This Post Went to Florida and All it Brought You Back Was this Lousy T-Shirt
“Voyage and Return” is the fourth of Christopher Booker’s seven basic plots. The hero or heroine takes a trip and reports back: “where I went on my summer vacation” or “the Odyssey.” Same thing.
A voyage and return story lives or dies on the interest you can generate from your alien destination. Islands with one-eyed giant monsters that try to eat you: good; a McDonalds that has run out of hot apple pies: bad.
In movies, recently, the road trip sub-genre predominates in this category. The kooky family in “Little Miss Sunshine” returns from their voyage, not any less dysfunctional, but more united in their dysfunctionality. They dysfunction together. You’ve seen that t-shirt, the family that illegally transports dead relatives and riots at beauty pageants together stays together, right?
In Canadian literature, our voyages are often into the wild. We ratchet up the suspense with hypothermia and bears.
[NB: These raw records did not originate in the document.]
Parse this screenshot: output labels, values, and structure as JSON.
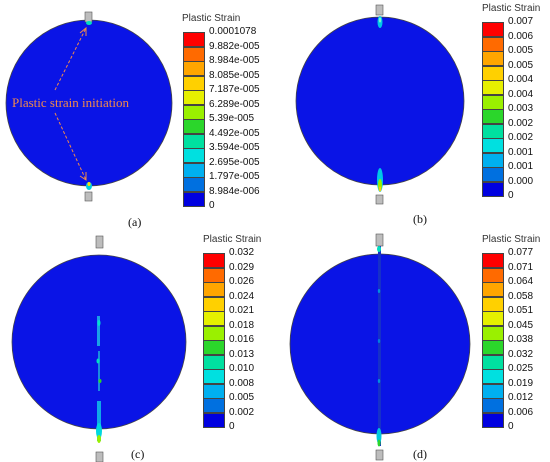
{
  "legend_title": "Plastic Strain",
  "colors": [
    "#ff0000",
    "#ff6a00",
    "#ffa500",
    "#ffd000",
    "#e6f000",
    "#9af000",
    "#2bd62b",
    "#00e0a0",
    "#00e0e0",
    "#00b0f0",
    "#0070e0",
    "#0000e0"
  ],
  "panels": [
    {
      "caption": "(a)",
      "labels": [
        "0.0001078",
        "9.882e-005",
        "8.984e-005",
        "8.085e-005",
        "7.187e-005",
        "6.289e-005",
        "5.39e-005",
        "4.492e-005",
        "3.594e-005",
        "2.695e-005",
        "1.797e-005",
        "8.984e-006",
        "0"
      ]
    },
    {
      "caption": "(b)",
      "labels": [
        "0.007",
        "0.006",
        "0.005",
        "0.005",
        "0.004",
        "0.004",
        "0.003",
        "0.002",
        "0.002",
        "0.001",
        "0.001",
        "0.000",
        "0"
      ]
    },
    {
      "caption": "(c)",
      "labels": [
        "0.032",
        "0.029",
        "0.026",
        "0.024",
        "0.021",
        "0.018",
        "0.016",
        "0.013",
        "0.010",
        "0.008",
        "0.005",
        "0.002",
        "0"
      ]
    },
    {
      "caption": "(d)",
      "labels": [
        "0.077",
        "0.071",
        "0.064",
        "0.058",
        "0.051",
        "0.045",
        "0.038",
        "0.032",
        "0.025",
        "0.019",
        "0.012",
        "0.006",
        "0"
      ]
    }
  ],
  "annotation": "Plastic strain initiation"
}
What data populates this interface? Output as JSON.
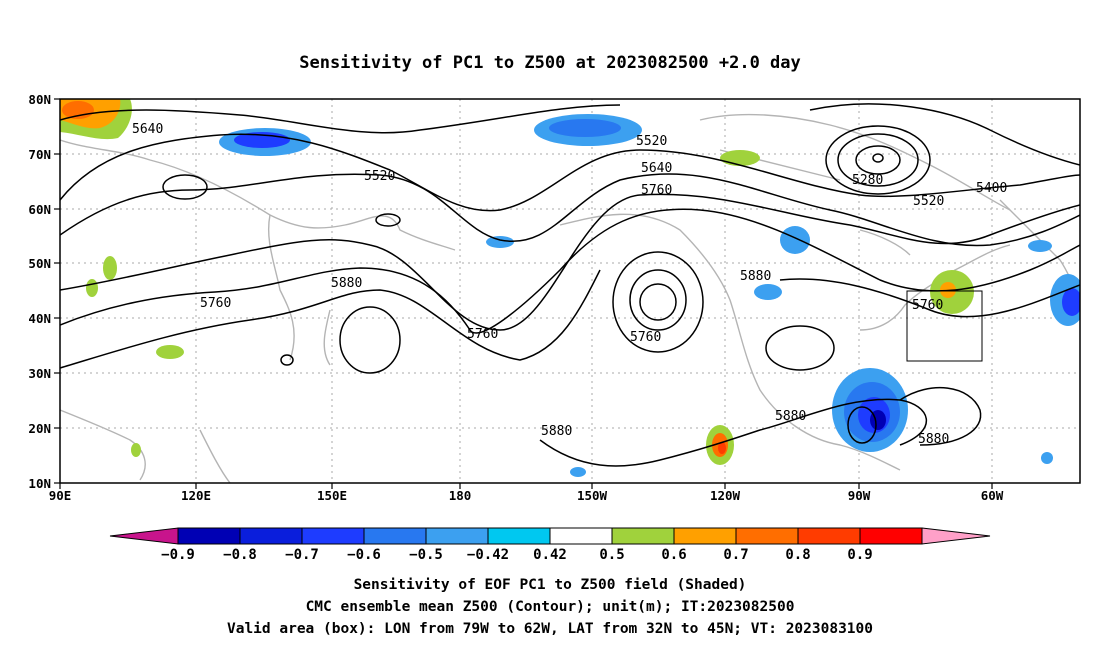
{
  "title": "Sensitivity of PC1 to Z500 at 2023082500 +2.0 day",
  "lon_ticks": [
    "90E",
    "120E",
    "150E",
    "180",
    "150W",
    "120W",
    "90W",
    "60W"
  ],
  "lat_ticks": [
    "80N",
    "70N",
    "60N",
    "50N",
    "40N",
    "30N",
    "20N",
    "10N"
  ],
  "contour_labels": [
    "5640",
    "5520",
    "5520",
    "5640",
    "5760",
    "5280",
    "5400",
    "5520",
    "5880",
    "5760",
    "5760",
    "5760",
    "5880",
    "5760",
    "5880",
    "5880",
    "5880"
  ],
  "colorbar": {
    "labels": [
      "-0.9",
      "-0.8",
      "-0.7",
      "-0.6",
      "-0.5",
      "-0.42",
      "0.42",
      "0.5",
      "0.6",
      "0.7",
      "0.8",
      "0.9"
    ],
    "colors": [
      "#c8148c",
      "#0000b4",
      "#0a1edc",
      "#1e3cff",
      "#2878f0",
      "#3ca0f0",
      "#00c8f0",
      "#ffffff",
      "#a0d23c",
      "#ffa000",
      "#ff6e00",
      "#ff3c00",
      "#ff0000",
      "#ffa0c8"
    ]
  },
  "valid_box": {
    "lon_west": "79W",
    "lon_east": "62W",
    "lat_south": "32N",
    "lat_north": "45N"
  },
  "footer": [
    "Sensitivity of EOF PC1 to Z500 field (Shaded)",
    "CMC ensemble mean Z500 (Contour); unit(m); IT:2023082500",
    "Valid area (box): LON from 79W to 62W, LAT from 32N to 45N; VT: 2023083100"
  ]
}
Our triumphant returns are often of mere survival- a few wounds, some missing toes, a child planted in the ground ‘like a flag’- we come back diminished, more often than enriched. And this presents us with what more modern readers might want from a voyage and return tale: a change in the traveler. We’re so into our psychology; geography, not so much these days.
As well, I’d like to point out that often Canada is the alien terrain in our ‘voyage’ stories. We’ve been populated throughout our history by waves of immigration. Our stories have no ‘return’. We stay put.
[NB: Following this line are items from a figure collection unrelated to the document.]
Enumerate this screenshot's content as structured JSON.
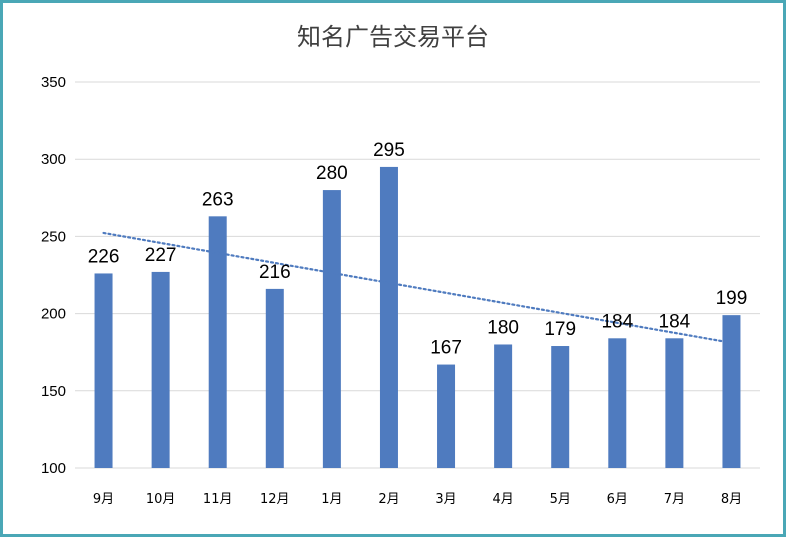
{
  "chart_data": {
    "type": "bar",
    "title": "知名广告交易平台",
    "categories": [
      "9月",
      "10月",
      "11月",
      "12月",
      "1月",
      "2月",
      "3月",
      "4月",
      "5月",
      "6月",
      "7月",
      "8月"
    ],
    "values": [
      226,
      227,
      263,
      216,
      280,
      295,
      167,
      180,
      179,
      184,
      184,
      199
    ],
    "ylim": [
      100,
      350
    ],
    "yticks": [
      "100",
      "150",
      "200",
      "250",
      "300",
      "350"
    ],
    "grid": true,
    "trendline": {
      "type": "linear",
      "style": "dotted"
    },
    "colors": {
      "bar": "#4f7bbf",
      "trendline": "#4f7bbf",
      "grid": "#d9d9d9",
      "border": "#4aa7b6"
    }
  }
}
One of my favourite novels is Guy Vanderhaege’s “The Last Crossing”. Some of the characters ‘return’ and some don’t. One of the most beautiful things in the book is the traveler who discovers a true home on his voyage. His ‘return’ is to his authentic self, a self that couldn’t have been entered into with a geographic return to the old country.
I wondered, as I thought about this ur-plot, if I should add this technique to my arsenal. In my writing, my characters never go anywhere. Often, I have a character that I really like, but I don’t have a story for them. Perhaps I’ll send them on a trip next time. This idea doesn’t spring naturally to me. I rarely travel myself. I’m too poor. And too anxious. We traveled so much when I was a child, I developed the opposite of wanderlust. I’ll call it rootslust, the longing to be planted somewhere. But my characters? There’s no reason why they should be homebodies.
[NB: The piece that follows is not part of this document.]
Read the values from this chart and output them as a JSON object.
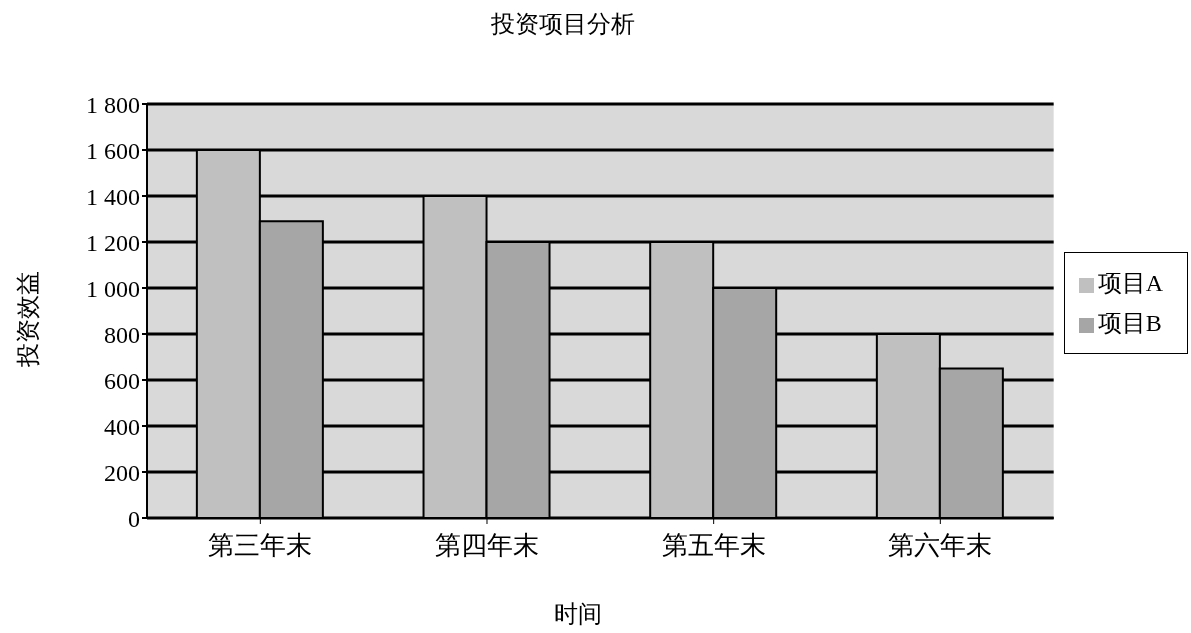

And yours, writing readers? Do your characters need to find themselves somewhere outside their comfort zones? I challenge you to write a ‘voyage and return’ story. Stay tuned for mine.
4 Comments:
I love this idea, Andrew - thanks for the inspiration! I'm not sure I've ever written a character who voyages.
The most satisfying stories, I think, involve a journey of one sort of another. It can be psychological rather than geographic but it almost always involves a discovery, however small, and that discovery is often brought about by the "foreign land" of another person who challenges a character's way of thinking or behaving. Everyday of our lives is a small journey, don't you think?
Lots to think about in your blog, Andrew. Thanks.
Ya know, the characters in my plays always stick close to home, but the folks in my stories are almost always traveling. And eating.
You always make me want to write more, AT. :-)
"We’re so into our psychology; geography, not so much these days."
Too true.
Great post, Andrew. None of my characters have been travelling much, either. But I will be soon. Maybe they will too.